Corey Mwamba

rambles → Corey Wrote Two...

Corey Wrote Two Funding Applications Last Week. But The Reasons Why Will Make You Smile.

It's not even a real title: although that's exactly what I've done in the last month. If I'm lucky, I'll be starting a nicely-funded series of new music in Derby, with a primary aim of attracting families1, focussed on listening and appreciation. If not, it'll be a less-nicely-funded short series of new music in Derby, with a primary aim of attracting families, focussed on listening and appreciation.

So, why am I planning to do this anyway? It isn't that I've got too much money this year: that's never the reason I do anything. My general foolhardiness is legendary, and also a given. But there are other reasons:

  1. Adults with children like listening to music too, and there is no real reason that they should not be allowed to listen to music together. I have many lasting images of parents/guardians who have brought children to concerts, and seeing that interaction: it is very powerful. But perhaps "the concert" is not always quite set up to allow this to happen as often as it should.

  2. I think that the first skill any musician needs to learn, before learning how to read music; play the instrument; or any of that; is how to listen to music. Listening is the first thing. This is anecdotal, but I think we are in a situation now where young people are (made to) play music in a style they don't necessarily listen to at home for pleasure. I guess it's not wrong with that: it's never a linear path. But if the opportunity to enable young people to listen to live music is there, why wouldn't you try to make it happen?

  3. Audiences age [well, we all do], and for a music to be sustained in live performance, they need "topping up" with younger people.
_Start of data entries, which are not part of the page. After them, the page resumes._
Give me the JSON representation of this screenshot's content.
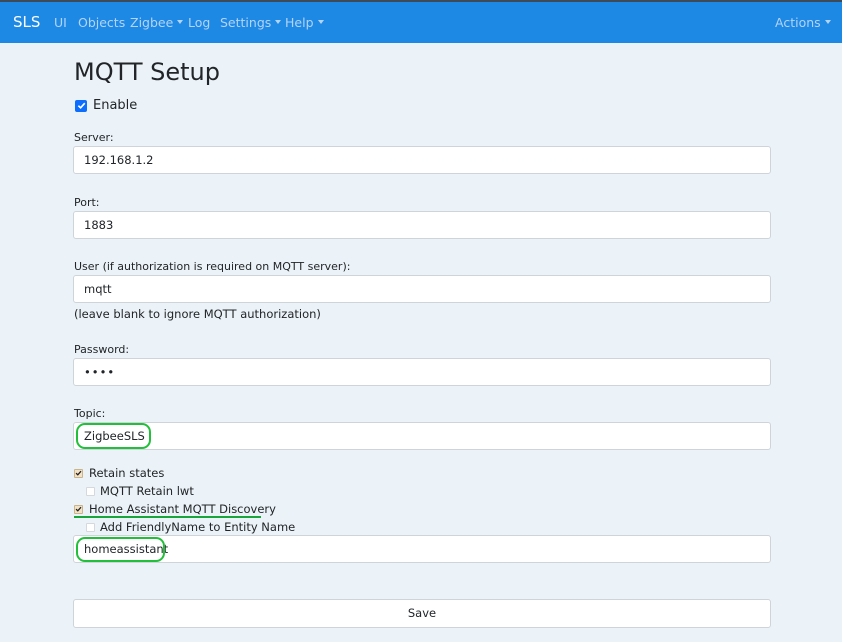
{
  "navbar": {
    "brand": "SLS",
    "items": [
      {
        "label": "UI",
        "dropdown": false
      },
      {
        "label": "Objects",
        "dropdown": false
      },
      {
        "label": "Zigbee",
        "dropdown": true
      },
      {
        "label": "Log",
        "dropdown": false
      },
      {
        "label": "Settings",
        "dropdown": true
      },
      {
        "label": "Help",
        "dropdown": true
      }
    ],
    "actions": {
      "label": "Actions",
      "dropdown": true
    },
    "color": "#1e88e5"
  },
  "page": {
    "title": "MQTT Setup",
    "enable": {
      "label": "Enable",
      "checked": true
    }
  },
  "form": {
    "server": {
      "label": "Server:",
      "value": "192.168.1.2"
    },
    "port": {
      "label": "Port:",
      "value": "1883"
    },
    "user": {
      "label": "User (if authorization is required on MQTT server):",
      "value": "mqtt",
      "help": "(leave blank to ignore MQTT authorization)"
    },
    "password": {
      "label": "Password:",
      "value": "••••"
    },
    "topic": {
      "label": "Topic:",
      "value": "ZigbeeSLS"
    },
    "retain_states": {
      "label": "Retain states",
      "checked": true
    },
    "retain_lwt": {
      "label": "MQTT Retain lwt",
      "checked": false
    },
    "ha_discovery": {
      "label": "Home Assistant MQTT Discovery",
      "checked": true
    },
    "friendly_name": {
      "label": "Add FriendlyName to Entity Name",
      "checked": false
    },
    "discovery_prefix": {
      "value": "homeassistant"
    },
    "save_label": "Save"
  },
  "annotations": {
    "highlight_color": "#22c03a"
  }
}
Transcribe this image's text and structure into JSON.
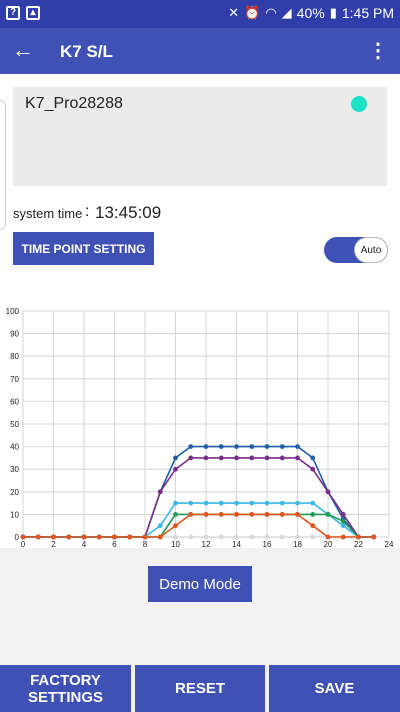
{
  "status_bar": {
    "battery": "40%",
    "time": "1:45 PM",
    "left_icons": [
      "help-box-icon",
      "image-icon"
    ],
    "right_icons": [
      "mute-icon",
      "alarm-icon",
      "wifi-icon",
      "signal-icon",
      "battery-icon"
    ]
  },
  "app_bar": {
    "title": "K7 S/L",
    "back_icon": "arrow-left-icon",
    "menu_icon": "more-vert-icon"
  },
  "device": {
    "name": "K7_Pro28288",
    "status_color": "#1de0c6"
  },
  "system_time": {
    "label": "system time",
    "separator": ":",
    "value": "13:45:09"
  },
  "time_point_button": "TIME POINT SETTING",
  "auto_toggle": {
    "label": "Auto",
    "on": true
  },
  "chart_data": {
    "type": "line",
    "xlim": [
      0,
      24
    ],
    "ylim": [
      0,
      100
    ],
    "x_ticks": [
      0,
      2,
      4,
      6,
      8,
      10,
      12,
      14,
      16,
      18,
      20,
      22,
      24
    ],
    "y_ticks": [
      0,
      10,
      20,
      30,
      40,
      50,
      60,
      70,
      80,
      90,
      100
    ],
    "grid": true,
    "x": [
      0,
      1,
      2,
      3,
      4,
      5,
      6,
      7,
      8,
      9,
      10,
      11,
      12,
      13,
      14,
      15,
      16,
      17,
      18,
      19,
      20,
      21,
      22,
      23
    ],
    "series": [
      {
        "color": "#d8d8d8",
        "values": [
          0,
          0,
          0,
          0,
          0,
          0,
          0,
          0,
          0,
          0,
          0,
          0,
          0,
          0,
          0,
          0,
          0,
          0,
          0,
          0,
          0,
          0,
          0,
          0
        ]
      },
      {
        "color": "#1f5fa6",
        "values": [
          0,
          0,
          0,
          0,
          0,
          0,
          0,
          0,
          0,
          20,
          35,
          40,
          40,
          40,
          40,
          40,
          40,
          40,
          40,
          35,
          20,
          8,
          0,
          0
        ]
      },
      {
        "color": "#7b2d8b",
        "values": [
          0,
          0,
          0,
          0,
          0,
          0,
          0,
          0,
          0,
          20,
          30,
          35,
          35,
          35,
          35,
          35,
          35,
          35,
          35,
          30,
          20,
          10,
          0,
          0
        ]
      },
      {
        "color": "#3db8e8",
        "values": [
          0,
          0,
          0,
          0,
          0,
          0,
          0,
          0,
          0,
          5,
          15,
          15,
          15,
          15,
          15,
          15,
          15,
          15,
          15,
          15,
          10,
          5,
          0,
          0
        ]
      },
      {
        "color": "#1b9a5a",
        "values": [
          0,
          0,
          0,
          0,
          0,
          0,
          0,
          0,
          0,
          0,
          10,
          10,
          10,
          10,
          10,
          10,
          10,
          10,
          10,
          10,
          10,
          7,
          0,
          0
        ]
      },
      {
        "color": "#e3541e",
        "values": [
          0,
          0,
          0,
          0,
          0,
          0,
          0,
          0,
          0,
          0,
          5,
          10,
          10,
          10,
          10,
          10,
          10,
          10,
          10,
          5,
          0,
          0,
          0,
          0
        ]
      }
    ]
  },
  "demo_button": "Demo Mode",
  "bottom_buttons": {
    "factory_line1": "FACTORY",
    "factory_line2": "SETTINGS",
    "reset": "RESET",
    "save": "SAVE"
  }
}
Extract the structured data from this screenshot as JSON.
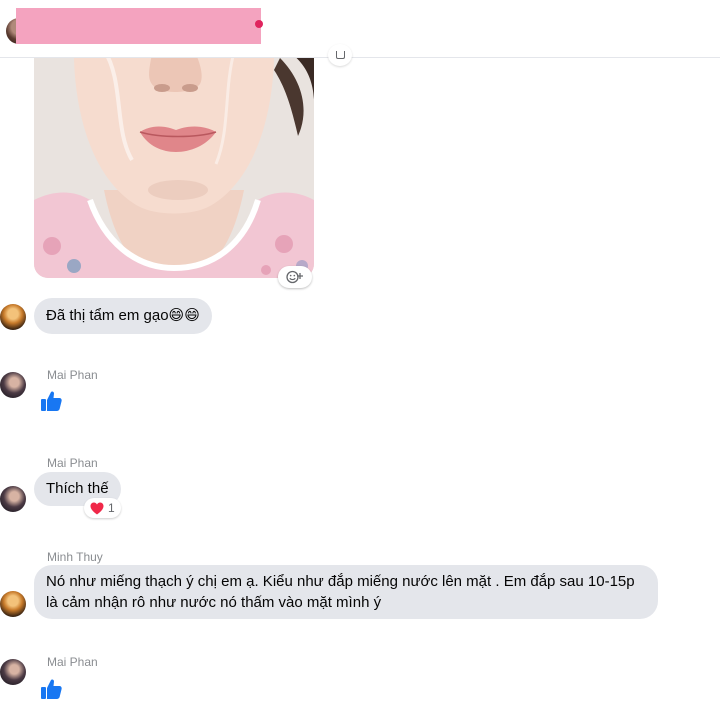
{
  "header": {
    "redacted_name": ""
  },
  "photo": {
    "reaction_icon": "smiley-add-icon"
  },
  "messages": [
    {
      "sender": "",
      "text": "Đã thị tẩm em gạo😄😄"
    },
    {
      "sender": "Mai Phan",
      "type": "like"
    },
    {
      "sender": "Mai Phan",
      "text": "Thích thế",
      "reaction": {
        "icon": "heart-icon",
        "count": "1"
      }
    },
    {
      "sender": "Minh Thuy",
      "text": "Nó như miếng thạch ý chị em ạ. Kiểu như đắp miếng nước lên mặt . Em đắp sau 10-15p là cảm nhận rô như nước nó thấm vào mặt mình ý"
    },
    {
      "sender": "Mai Phan",
      "type": "like"
    }
  ],
  "colors": {
    "bubble": "#e4e6eb",
    "like": "#1877f2",
    "heart": "#f02849",
    "redaction": "#f4a3bf"
  }
}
This doesn't mean the music has to change: it means that the access to the music has to open up. I realise this sounds harsh, but gentler methods of expressing this [to me] quite simple idea never seem to work.

With all this, I don't want to alienate people without children. That would be stupid, as I have no children myself. And, as this infographic shows, I'm not alone.

UK households in 2013—ONS

So, it's a matter of trying to create something that everyone feels "okay" with attending, but perhaps making it a bit easier for those with children as well. I think it's important. And so: I am going to try, and try very hard, to make this work. This is an idea that I've had for three-and-a-bit years now, and it's time. Cross all the fingers and toes!


  1. here, I'm using the families as a catch-all word for adults with children.